Nowy miesiąc, nowe możliwości i osobisty rachunek sumienia;)
Tak jak mówiłam przy okazji końca miesiąca rozprawiłam się nie tylko ze swoimi boxami, ale też z własnym sumieniem - nie chciałam być niegrzeczna , aleeeee..... No właśnie zawsze jest ALE... Jutro to najbardziej zapracowany dzień tygodnia , a na drugie mam Lenistwo:)
Tak w skrócie o mnie;)
Obserwując swoje założenia z poprzedniego miesiąca zdecydowanie polegałam na dziale : "KONDYCJA" . Nom... Prawie w ogóle tyłka sprzed laptopa nie ruszyłam - nawet z posprzątaniem "chaupy" po ślubie był problem , ale kiedy w swojej komodzie zaczęłam znajdować majtki mojego Męża (na szczęście czyste ;p zamiast własnego stanika - wiedziałam, że JEST ŹLEEEE....
W tym miesiącu moim głównym wyzwaniem jest właśnie KONDYCJA - postanowiłam skupić się na jednej konkretnej rzeczy zamiast na milionie pierdołek, bo potem wynika tylko chaos i entropia.

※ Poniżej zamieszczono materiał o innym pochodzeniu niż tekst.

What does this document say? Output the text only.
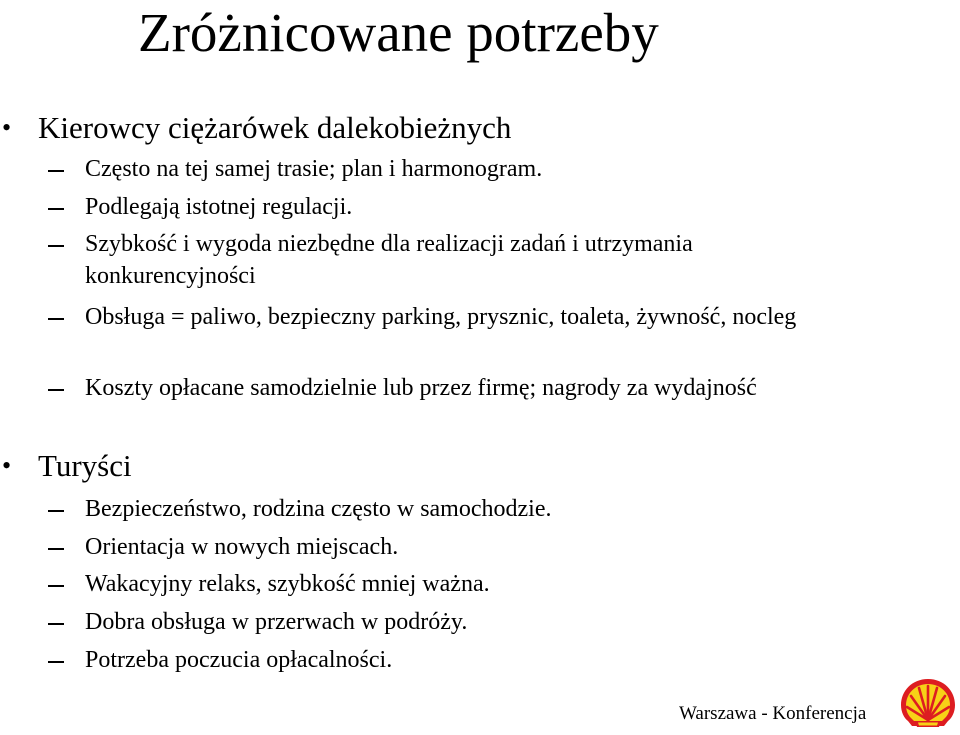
Zróżnicowane potrzeby
• Kierowcy ciężarówek dalekobieżnych
Często na tej samej trasie; plan i harmonogram.
Podlegają istotnej regulacji.
Szybkość i wygoda niezbędne dla realizacji zadań i utrzymania konkurencyjności
Obsługa = paliwo, bezpieczny parking, prysznic, toaleta, żywność, nocleg
Koszty opłacane samodzielnie lub przez firmę; nagrody za wydajność
• Turyści
Bezpieczeństwo, rodzina często w samochodzie.
Orientacja w nowych miejscach.
Wakacyjny relaks, szybkość mniej ważna.
Dobra obsługa w przerwach w podróży.
Potrzeba poczucia opłacalności.
Warszawa - Konferencja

Oczywiście efekty poprzednich lipcowych rozrachunków też możecie oczekiwać:) - stopniowo;) Powiem, że z moich testów zNOWE CELE NOWY MIESIĄC najbardziej pozytywnie zaskoczył mnie Skinoren vs Acnederm , a najbardziej negatywnie ... no niestety Bioderma z Wielkiego Testowania... , ale o tym wkrótce.
Nowy rozdział w tym miesiącu "KONDYCJA" będę realizować pt. "FITENDO" ;). Posty z efektami i tym co robiłam nie będą Was bombardować codziennie , a raz na tydzień ( w ramach podsumowania) , choć ja będę pisać sobie codziennie do własnego wglądu w wersji roboczej :)
Moim głównym pomocnikiem i "sprężyną" (jak w "kronice ptaka nakręcacza" Haruki Murkami) będzie oczywiście:
EWA CHODAKOWSKA ;)
Czemu? Bo jest skuteczna ( ćwiczyłam z nią już nie raz) jest cierpliwa , zawsze na mnie czeka i nigdy nie krzyczy :D , a oprócz tego jest równie spocona jak ja :D
Ewa ma oczywiście pomocników:
Nie nie, nie chodzi znowu o Ewę:D , a coś na kształt rozsądnego żywienia - oczywiście NA KSZTAŁT bez fanatyzmu ;) - no sorry lodzika sobie w ten upał nie zamierzam żałować, nie i koniec - zjem bo lubię!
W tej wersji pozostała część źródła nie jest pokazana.